Floribalyse : pourquoi nous nous engageons dans une analyse du cycle de vie des fleurs coupées

Sessile ambitionne de lutter pour l’indépendance des artisans fleuristes depuis sa création. Depuis octobre 2024, Sessile mène un projet, avec l’ADEME, l’agence de transition écologique, et d’ASTREDHOR, institut technique horticole, pour entreprendre de mesurer l’impact environnemental des fleurs françaises, dans une démarche dite “Analyse de cycle de vie” (ACV). Ce projet, nous l’avons nommé Floribalyse et nous allons vous expliquer pourquoi il est important pour transformer la filière horticole.

La filière fleur coupée est souvent l’objet de critiques sur son aspect environnemental. Si le marché tel qu’il est configuré aujourd’hui est fortement générateur d’externalités négatives pour l’environnement, il n’y a pas de fatalité ! L’objectif de Floribalyse est justement de montrer la voie à des pratiques plus vertueuses pour produire des fleurs. 

L’hypothèse de départ que nous formulons est que la production de fleurs coupées en France est moins nocive pour l’environnement, en raison d’un climat favorable qui limite le recours au chauffage artificiel, ainsi qu’à un recours moindre en phytosanitaires en raison d’une législation parmi les plus rigoureuses en Europe et un engagement de tous les instants de tous les professionnels du marché. Tout l’enjeu de Floribalyse sera donc de vérifier ce postulat.

Cet article a pour vocation, comme ceux qui paraîtront à l’avenir, d’ouvrir la démarche que nous menons à la participation de tous les acteurs de la filière, et de documenter l’aspect technique dans une perspective de transparence.  

Le constat que nous avons dressé 

Le premier élément qui nous a interpellé est la configuration actuelle du marché de fleurs dans le monde. Aujourd’hui, VALHOR estime que 9 fleurs sur 10 consommées en France proviennent de l’importation, principalement des Pays-Bas, mais aussi de bien plus loin comme du Kénya ou d’Equateur. 

Le principal débouché commercial de ces fleurs cultivées à travers le monde est le marché européen, dont la porte d’entrée est le marché d’Aalsmeer aux Pays-Bas, où transitent près de 19 millions de tiges par jour, soit la majorité des fleurs consommées dans le monde, dont 90 % sont ensuite expédiées à l’étranger. Un tel système induit nécessairement d’intenses logistiques, dont on peut supposer qu’elles ont un impact non négligeable sur le dérèglement climatique : à ce titre, une chercheuse de l’université de Lancaster estime qu’un bouquet de roses importées émet 60 kg de CO2. Par ailleurs, le caractère extrêmement périssable des fleurs impose un surcroît de consommation d’énergie en raison de la nécessité d’effectuer les livraisons dans des véhicules (camions, avions, cargos) réfrigérés. 

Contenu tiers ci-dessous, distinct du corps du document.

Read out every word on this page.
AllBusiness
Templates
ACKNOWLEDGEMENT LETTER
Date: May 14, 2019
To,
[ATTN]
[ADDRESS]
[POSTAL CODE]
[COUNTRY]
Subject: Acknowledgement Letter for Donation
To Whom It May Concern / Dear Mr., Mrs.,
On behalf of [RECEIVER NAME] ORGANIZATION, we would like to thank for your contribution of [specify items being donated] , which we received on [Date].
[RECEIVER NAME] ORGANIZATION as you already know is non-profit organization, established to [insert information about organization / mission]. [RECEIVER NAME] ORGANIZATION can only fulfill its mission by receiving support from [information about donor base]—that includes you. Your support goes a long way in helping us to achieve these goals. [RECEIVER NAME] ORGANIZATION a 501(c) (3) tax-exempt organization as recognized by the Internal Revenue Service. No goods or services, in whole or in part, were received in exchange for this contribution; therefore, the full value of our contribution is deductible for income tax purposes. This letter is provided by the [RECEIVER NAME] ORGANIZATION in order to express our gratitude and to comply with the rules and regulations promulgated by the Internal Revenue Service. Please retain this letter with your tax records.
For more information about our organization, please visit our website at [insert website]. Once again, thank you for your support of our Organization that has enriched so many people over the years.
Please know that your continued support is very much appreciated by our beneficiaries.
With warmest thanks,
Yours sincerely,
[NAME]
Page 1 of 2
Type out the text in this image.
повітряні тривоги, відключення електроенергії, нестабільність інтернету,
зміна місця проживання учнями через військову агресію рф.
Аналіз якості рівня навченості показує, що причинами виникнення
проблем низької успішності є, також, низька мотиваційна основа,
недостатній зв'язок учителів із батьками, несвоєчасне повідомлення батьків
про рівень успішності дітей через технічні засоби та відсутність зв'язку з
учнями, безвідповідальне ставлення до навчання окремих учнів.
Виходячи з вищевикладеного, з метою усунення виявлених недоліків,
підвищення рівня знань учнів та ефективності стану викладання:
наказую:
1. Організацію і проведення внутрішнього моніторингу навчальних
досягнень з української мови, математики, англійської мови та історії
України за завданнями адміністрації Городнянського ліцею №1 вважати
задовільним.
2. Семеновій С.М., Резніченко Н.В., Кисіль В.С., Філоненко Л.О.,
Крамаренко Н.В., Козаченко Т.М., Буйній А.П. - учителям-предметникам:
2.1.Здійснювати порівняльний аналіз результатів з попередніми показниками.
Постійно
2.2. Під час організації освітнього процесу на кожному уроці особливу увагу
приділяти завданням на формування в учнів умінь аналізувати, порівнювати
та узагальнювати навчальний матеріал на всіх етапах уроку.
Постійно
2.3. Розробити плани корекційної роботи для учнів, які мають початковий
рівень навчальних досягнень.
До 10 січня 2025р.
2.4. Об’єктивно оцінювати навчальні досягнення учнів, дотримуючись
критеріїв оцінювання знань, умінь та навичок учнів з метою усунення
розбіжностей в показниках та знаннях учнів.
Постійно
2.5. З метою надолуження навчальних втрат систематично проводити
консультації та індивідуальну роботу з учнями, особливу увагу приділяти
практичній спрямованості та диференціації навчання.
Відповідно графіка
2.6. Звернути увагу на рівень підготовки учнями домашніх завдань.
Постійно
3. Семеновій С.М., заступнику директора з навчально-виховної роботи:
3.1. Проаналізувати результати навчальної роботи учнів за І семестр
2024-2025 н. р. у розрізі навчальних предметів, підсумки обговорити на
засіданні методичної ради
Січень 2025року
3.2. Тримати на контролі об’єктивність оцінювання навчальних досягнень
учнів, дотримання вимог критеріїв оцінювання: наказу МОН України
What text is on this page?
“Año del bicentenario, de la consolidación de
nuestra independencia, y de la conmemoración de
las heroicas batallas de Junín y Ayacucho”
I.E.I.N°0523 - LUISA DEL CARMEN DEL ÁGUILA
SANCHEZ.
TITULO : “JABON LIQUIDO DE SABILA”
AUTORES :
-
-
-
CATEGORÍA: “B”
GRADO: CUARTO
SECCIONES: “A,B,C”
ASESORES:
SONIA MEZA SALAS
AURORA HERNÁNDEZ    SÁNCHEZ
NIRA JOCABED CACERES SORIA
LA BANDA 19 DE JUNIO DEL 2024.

Pourtant, à en croire certaines études, les fleurs issues de la production kényane émettraient 5 à 6 fois moins de CO2 que leurs homologues produites sous serre en Europe selon une étude de l’université de Cranfield. En effet, le principal facteur d’émission de CO2 serait le chauffage sous serre, et non le transport. Cette donnée nous a interpellés : d’une part parce qu’elle allait à l’encontre de nos idées reçues, mais aussi et surtout parce qu’à elle seule elle ne suffit pas à dresser un tableau fidèle de l’impact environnemental de la production de fleurs. 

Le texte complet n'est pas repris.